Here at mental_floss, we're still reeling from the news that Crocodile Hunter Steve Irwin was killed yesterday. He, like us, thought that education could be joyous and goofy -- in fact, when this New York Times multiple-choice quiz asked readers his name (it's question 6), it offered our very own Will Pearson as one of the wrong answers. Rather than send Will down to Australia to continue Steve's legacy, we thought we'd offer up some facts about Steve's favorite animal as a tribute:
- There are only about 600 American Crocodiles in this country, all of them found in Florida. The South American Caiman is much more abundant and may have been first brought to the U.S. as a pet.
- If baby crocodiles are having trouble making it out of their eggs, the mother may crack the eggs open with her teeth.
- The crocodile-god Sobek was so popular in the ancient Egyptian city of Arsinoe that the Greeks referred to the city as "Crocodilopolis." Egyptians used crocodiles as everything from a decorative motif to a dispenser of birth control (they thought the animals' dung had contraceptive powers).
- In the first Jurassic Park, the T-Rex's roar was a remix of sounds from a crocodile, a lion, a tiger and a baby elephant.
And this, from our new issue: "Between 1925 and 1928, French tennis star Jean Rene Lacoste won seven Grand Slam men's singles events -- and he might have won more, had he not become ridiculously rich by inventing the world's first good tennis shirt. In the 1920s, tennis players wore long-sleeve, heavily starched dress shirts, often with ties. Lacoste grew weary of the outfits, so he designed a short-sleeve shirt with a longer shirttail in the back and a flat collar. Light and comfortable, Lacoste's shirts were an immediate hit when he began mass-producing them. But what about the logo?
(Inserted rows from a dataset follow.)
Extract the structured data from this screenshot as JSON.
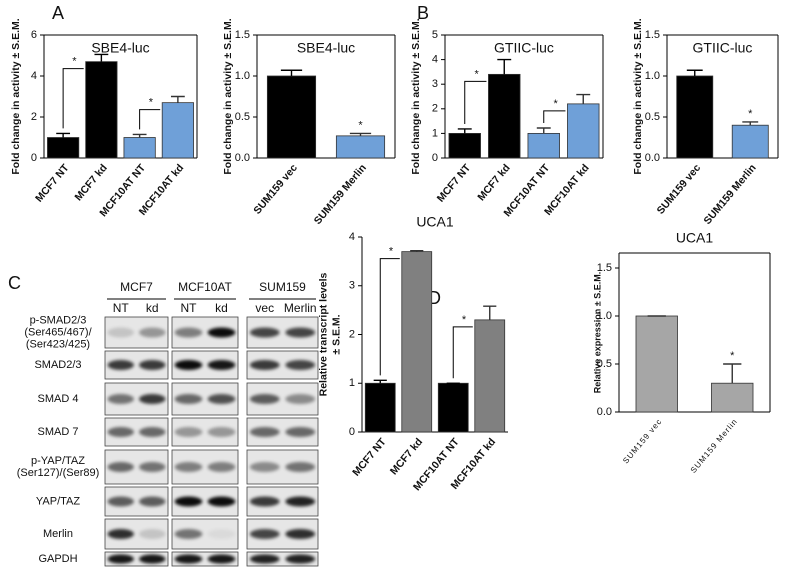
{
  "panel_labels": [
    "A",
    "B",
    "C",
    "D"
  ],
  "chart_data": [
    {
      "type": "bar",
      "title": "SBE4-luc",
      "y_label": [
        "Fold change in activity ± S.E.M."
      ],
      "categories": [
        "MCF7 NT",
        "MCF7 kd",
        "MCF10AT NT",
        "MCF10AT kd"
      ],
      "values": [
        1.0,
        4.7,
        1.0,
        2.7
      ],
      "errors": [
        0.2,
        0.35,
        0.15,
        0.3
      ],
      "colors": [
        "#000000",
        "#000000",
        "#6fa0d8",
        "#6fa0d8"
      ],
      "ylim": [
        0,
        6
      ],
      "yticks": [
        0,
        2,
        4,
        6
      ],
      "significance": [
        "*",
        "*"
      ]
    },
    {
      "type": "bar",
      "title": "SBE4-luc",
      "y_label": [
        "Fold change in activity ± S.E.M."
      ],
      "categories": [
        "SUM159 vec",
        "SUM159 Merlin"
      ],
      "values": [
        1.0,
        0.27
      ],
      "errors": [
        0.07,
        0.03
      ],
      "colors": [
        "#000000",
        "#6fa0d8"
      ],
      "ylim": [
        0,
        1.5
      ],
      "yticks": [
        {
          "value": 0,
          "label": "0.0"
        },
        {
          "value": 0.5,
          "label": "0.5"
        },
        {
          "value": 1,
          "label": "1.0"
        },
        {
          "value": 1.5,
          "label": "1.5"
        }
      ],
      "significance": [
        "*"
      ]
    },
    {
      "type": "bar",
      "title": "GTIIC-luc",
      "y_label": [
        "Fold change in activity ± S.E.M."
      ],
      "categories": [
        "MCF7 NT",
        "MCF7 kd",
        "MCF10AT NT",
        "MCF10AT kd"
      ],
      "values": [
        1.0,
        3.4,
        1.0,
        2.2
      ],
      "errors": [
        0.18,
        0.6,
        0.22,
        0.38
      ],
      "colors": [
        "#000000",
        "#000000",
        "#6fa0d8",
        "#6fa0d8"
      ],
      "ylim": [
        0,
        5
      ],
      "yticks": [
        0,
        1,
        2,
        3,
        4,
        5
      ],
      "significance": [
        "*",
        "*"
      ]
    },
    {
      "type": "bar",
      "title": "GTIIC-luc",
      "y_label": [
        "Fold change in activity ± S.E.M."
      ],
      "categories": [
        "SUM159 vec",
        "SUM159 Merlin"
      ],
      "values": [
        1.0,
        0.4
      ],
      "errors": [
        0.07,
        0.04
      ],
      "colors": [
        "#000000",
        "#6fa0d8"
      ],
      "ylim": [
        0,
        1.5
      ],
      "yticks": [
        {
          "value": 0,
          "label": "0.0"
        },
        {
          "value": 0.5,
          "label": "0.5"
        },
        {
          "value": 1,
          "label": "1.0"
        },
        {
          "value": 1.5,
          "label": "1.5"
        }
      ],
      "significance": [
        "*"
      ]
    },
    {
      "type": "bar",
      "title": "UCA1",
      "y_label": [
        "Relative transcript levels",
        "± S.E.M."
      ],
      "categories": [
        "MCF7 NT",
        "MCF7 kd",
        "MCF10AT NT",
        "MCF10AT kd"
      ],
      "values": [
        1.0,
        3.7,
        1.0,
        2.3
      ],
      "errors": [
        0.06,
        0.02,
        0,
        0.28
      ],
      "colors": [
        "#000000",
        "#808080",
        "#000000",
        "#808080"
      ],
      "ylim": [
        0,
        4
      ],
      "yticks": [
        0,
        1,
        2,
        3,
        4
      ],
      "significance": [
        "*",
        "*"
      ]
    },
    {
      "type": "bar",
      "title": "UCA1",
      "y_label": [
        "Relative expression ± S.E.M."
      ],
      "categories": [
        "SUM159 vec",
        "SUM159 Merlin"
      ],
      "values": [
        1.0,
        0.3
      ],
      "errors": [
        0,
        0.2
      ],
      "colors": [
        "#a6a6a6",
        "#a6a6a6"
      ],
      "ylim": [
        0,
        1.5
      ],
      "yticks": [
        {
          "value": 0,
          "label": "0.0"
        },
        {
          "value": 0.5,
          "label": "0.5"
        },
        {
          "value": 1,
          "label": "1.0"
        },
        {
          "value": 1.5,
          "label": "1.5"
        }
      ],
      "significance": [
        "*"
      ]
    }
  ],
  "blot": {
    "groups": [
      {
        "name": "MCF7",
        "lanes": [
          "NT",
          "kd"
        ]
      },
      {
        "name": "MCF10AT",
        "lanes": [
          "NT",
          "kd"
        ]
      },
      {
        "name": "SUM159",
        "lanes": [
          "vec",
          "Merlin"
        ]
      }
    ],
    "rows": [
      [
        "p-SMAD2/3",
        "(Ser465/467)/",
        "(Ser423/425)"
      ],
      [
        "SMAD2/3"
      ],
      [
        "SMAD 4"
      ],
      [
        "SMAD 7"
      ],
      [
        "p-YAP/TAZ",
        "(Ser127)/(Ser89)"
      ],
      [
        "YAP/TAZ"
      ],
      [
        "Merlin"
      ],
      [
        "GAPDH"
      ]
    ]
  }
}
Known as 'Le Crocodile' for his on-court tenacity, Lacoste added the iconic croc to his clothing line in the mid 1930s -- the first time a logo is known to have appeared on the outside of a shirt."
Lacoste also seems to have started the trend for popped collars, which is one peril we're sure Steve Irwin would have been savvy enough to avoid. RIP, Steve, we'll miss you.